Interspecies interactions

Systems biology does not end at the cell membrane; interactions between cells of different species are governed by the same principles as those between functional modules. Genetic and biochemical interspecies interactions can be just as significant as those within a species. For example, a polymorphism in the mammalian tripartite motif family protein TRIM5α modulates the infectivity of HIV in Old World monkeys [29], representing a genetic interaction between a mammalian and a viral gene. Likewise, during bacterial and viral infections of animals, direct interspecies protein-protein interactions can occur when pathogen-encoded proteins hijack cellular processes by binding to and perturbing the activity of host protein complexes. For example, the Pseudomonas type III secretion system delivers the bacterial toxin ExoS into host cells where it functions as a GTPase-activating protein for the host's Rho-family GTPases.
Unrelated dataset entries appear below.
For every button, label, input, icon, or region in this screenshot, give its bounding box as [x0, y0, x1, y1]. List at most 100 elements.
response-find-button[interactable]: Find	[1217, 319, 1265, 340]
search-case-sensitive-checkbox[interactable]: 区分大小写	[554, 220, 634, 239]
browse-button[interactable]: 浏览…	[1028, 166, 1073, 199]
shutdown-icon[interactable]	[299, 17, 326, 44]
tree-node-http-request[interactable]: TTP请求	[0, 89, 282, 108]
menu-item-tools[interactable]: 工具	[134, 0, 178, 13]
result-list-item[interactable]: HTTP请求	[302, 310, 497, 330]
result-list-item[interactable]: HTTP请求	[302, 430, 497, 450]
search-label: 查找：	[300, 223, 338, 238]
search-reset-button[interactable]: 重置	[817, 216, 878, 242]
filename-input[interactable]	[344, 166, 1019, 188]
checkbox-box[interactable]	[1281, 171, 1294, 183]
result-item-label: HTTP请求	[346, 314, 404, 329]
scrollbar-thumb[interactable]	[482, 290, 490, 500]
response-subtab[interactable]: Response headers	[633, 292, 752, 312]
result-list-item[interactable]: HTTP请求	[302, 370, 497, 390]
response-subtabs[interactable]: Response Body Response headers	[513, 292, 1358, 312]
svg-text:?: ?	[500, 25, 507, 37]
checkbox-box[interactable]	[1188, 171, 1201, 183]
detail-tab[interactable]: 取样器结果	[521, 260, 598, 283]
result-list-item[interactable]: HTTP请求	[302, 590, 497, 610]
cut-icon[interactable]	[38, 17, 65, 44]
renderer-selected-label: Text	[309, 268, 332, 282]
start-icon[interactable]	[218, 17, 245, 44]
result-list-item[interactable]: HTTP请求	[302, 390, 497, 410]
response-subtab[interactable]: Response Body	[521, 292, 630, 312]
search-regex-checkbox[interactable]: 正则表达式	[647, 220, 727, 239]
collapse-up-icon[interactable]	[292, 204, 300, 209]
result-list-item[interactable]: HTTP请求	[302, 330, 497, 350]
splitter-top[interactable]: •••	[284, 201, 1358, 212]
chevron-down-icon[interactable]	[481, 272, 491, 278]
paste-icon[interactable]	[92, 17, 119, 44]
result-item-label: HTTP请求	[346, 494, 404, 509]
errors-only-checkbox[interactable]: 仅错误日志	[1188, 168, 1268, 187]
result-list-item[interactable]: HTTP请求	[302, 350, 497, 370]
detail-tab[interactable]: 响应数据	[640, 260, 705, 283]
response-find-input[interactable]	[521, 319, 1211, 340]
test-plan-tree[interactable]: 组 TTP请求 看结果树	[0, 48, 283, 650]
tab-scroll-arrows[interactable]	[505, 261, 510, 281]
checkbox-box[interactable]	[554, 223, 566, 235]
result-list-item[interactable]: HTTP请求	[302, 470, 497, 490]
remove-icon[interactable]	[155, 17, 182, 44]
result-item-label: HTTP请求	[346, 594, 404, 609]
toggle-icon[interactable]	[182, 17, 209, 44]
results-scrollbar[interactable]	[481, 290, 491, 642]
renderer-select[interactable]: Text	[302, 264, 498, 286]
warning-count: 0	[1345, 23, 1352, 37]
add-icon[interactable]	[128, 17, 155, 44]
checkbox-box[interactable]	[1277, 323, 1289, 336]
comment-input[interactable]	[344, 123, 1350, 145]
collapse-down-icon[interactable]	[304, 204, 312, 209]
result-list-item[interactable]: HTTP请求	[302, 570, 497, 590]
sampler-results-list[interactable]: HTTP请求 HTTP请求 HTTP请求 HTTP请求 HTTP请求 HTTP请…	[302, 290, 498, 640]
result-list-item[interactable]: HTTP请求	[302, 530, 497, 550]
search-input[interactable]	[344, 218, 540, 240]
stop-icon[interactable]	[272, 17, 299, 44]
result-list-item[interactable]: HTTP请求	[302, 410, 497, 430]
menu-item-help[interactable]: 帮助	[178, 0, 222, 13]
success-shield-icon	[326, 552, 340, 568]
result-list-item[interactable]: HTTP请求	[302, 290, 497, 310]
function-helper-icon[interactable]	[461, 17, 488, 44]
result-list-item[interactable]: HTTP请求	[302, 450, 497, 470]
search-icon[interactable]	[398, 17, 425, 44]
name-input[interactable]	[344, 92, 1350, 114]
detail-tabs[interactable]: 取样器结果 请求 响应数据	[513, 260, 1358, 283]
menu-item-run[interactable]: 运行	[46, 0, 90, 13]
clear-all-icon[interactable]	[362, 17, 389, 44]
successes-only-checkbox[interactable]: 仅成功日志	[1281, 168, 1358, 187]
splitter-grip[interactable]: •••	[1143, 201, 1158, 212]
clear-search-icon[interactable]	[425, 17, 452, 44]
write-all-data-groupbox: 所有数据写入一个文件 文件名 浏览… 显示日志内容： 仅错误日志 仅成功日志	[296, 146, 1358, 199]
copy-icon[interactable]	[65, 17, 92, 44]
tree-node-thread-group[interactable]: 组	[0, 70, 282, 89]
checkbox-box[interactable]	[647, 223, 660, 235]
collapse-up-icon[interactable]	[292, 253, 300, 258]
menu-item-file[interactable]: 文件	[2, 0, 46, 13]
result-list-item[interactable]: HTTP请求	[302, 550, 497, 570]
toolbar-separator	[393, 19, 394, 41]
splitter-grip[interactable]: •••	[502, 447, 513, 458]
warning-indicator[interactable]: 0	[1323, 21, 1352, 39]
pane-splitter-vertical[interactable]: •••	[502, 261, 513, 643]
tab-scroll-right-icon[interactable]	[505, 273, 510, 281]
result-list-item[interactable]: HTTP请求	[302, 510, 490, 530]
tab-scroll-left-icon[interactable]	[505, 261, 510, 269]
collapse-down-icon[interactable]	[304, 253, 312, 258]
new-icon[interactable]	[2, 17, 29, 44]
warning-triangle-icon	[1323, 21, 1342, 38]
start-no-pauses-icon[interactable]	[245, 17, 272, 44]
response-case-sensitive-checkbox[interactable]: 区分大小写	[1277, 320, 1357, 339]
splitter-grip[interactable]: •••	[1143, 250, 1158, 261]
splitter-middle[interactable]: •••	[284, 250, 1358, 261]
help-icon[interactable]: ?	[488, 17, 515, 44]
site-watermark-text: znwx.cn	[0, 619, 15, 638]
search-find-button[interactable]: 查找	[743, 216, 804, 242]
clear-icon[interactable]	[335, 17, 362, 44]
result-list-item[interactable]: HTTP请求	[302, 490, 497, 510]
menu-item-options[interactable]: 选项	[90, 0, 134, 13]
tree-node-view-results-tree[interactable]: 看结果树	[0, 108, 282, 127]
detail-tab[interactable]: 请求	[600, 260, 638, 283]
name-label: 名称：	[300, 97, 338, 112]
Their activation results in perturbation of the actin cytoskeleton, a prime target of these GTPases in eukaryotic cells [30]. Interspecies genetic interactions between pathogens such as HIV and Mycobacterium tuberculosis and their hosts have already been studied systematically [31-34]. For example, genome-wide RNA interference screens targeting human genes in the context of infection with HIV and tuberculosis have been carried out. These studies have identified sets of host factors that are required for infection, providing a more global functional view of pathogenesis [31-34].

Future efforts are likely in three areas. First, work such as that on HIV and M. tuberculosis is likely to be extended to studying not only other host-pathogen interactions, but also host-symbiont interactions such as those between gut epithelial cells and Bacteroides spp. [35], to determine how Bacteroides metabolites influence the host and how the host response in turn modulates the cell state of Bacteroides. Second, the effects of small molecules are likely to be added as a condition; the importance of this is that the resulting three-way host-pathogen-small molecule system comes close to mimicking an infected human patient being treated with a drug (Figure 2). Third, the development of suitable intraspecies variants will allow the investigation of communication between cells of the same species in the context of an interspecies system such as host-bacterium symbiosis. Such systems will have the power to detect genetic interactions relevant to paracrine signaling in eukaryotic cells, and to quorum sensing and other intraspecies signaling in prokaryotic cells.

Changes over space and time

Most systems-biological experiments study genetic and biochemical interactions at a single time point. But many interesting biological processes involve temporal or spatial dynamics - for example, cell migration down a gradient of chemoattractant or a pulse of signaling in response to an extracellular growth factor - and so another form of higher-dimension systems biology will be the study of how cellular modules change over space and time. Another area in which dimensionality is likely to increase is where the assay is used as a readout. The most common assays are the simplest: cell growth and reporter gene expression. As high throughput mass spectrometry, transcriptional profiling, and DNA sequencing become more common, assays that scan an entire genome, proteome, or metabolome will generate richer data for each set of perturbations.

In conclusion, there are two reasons for systematic approaches gaining so much traction among biologists. First, screening all the genes or proteins in an organism is not that much more difficult than analyzing a small subset, and robotics and high-throughput screening techniques are now within the reach of most labs. Second, the costs of systems biology scale sub-linearly while the payoffs scale super-linearly. Put simply, screening 100 times as many genes yields more than 100 times the information; the additional information consists in learning how groups of genes behave, enabling functional modules to be identified and characterized. As a result, we believe systems biological approaches will be adopted broadly, perhaps even becoming standard practice in experiments on genetically tractable organisms. Indeed, broad acceptance of systematic approaches could render the term 'systems biology' obsolete, which would surely be a mark of its success.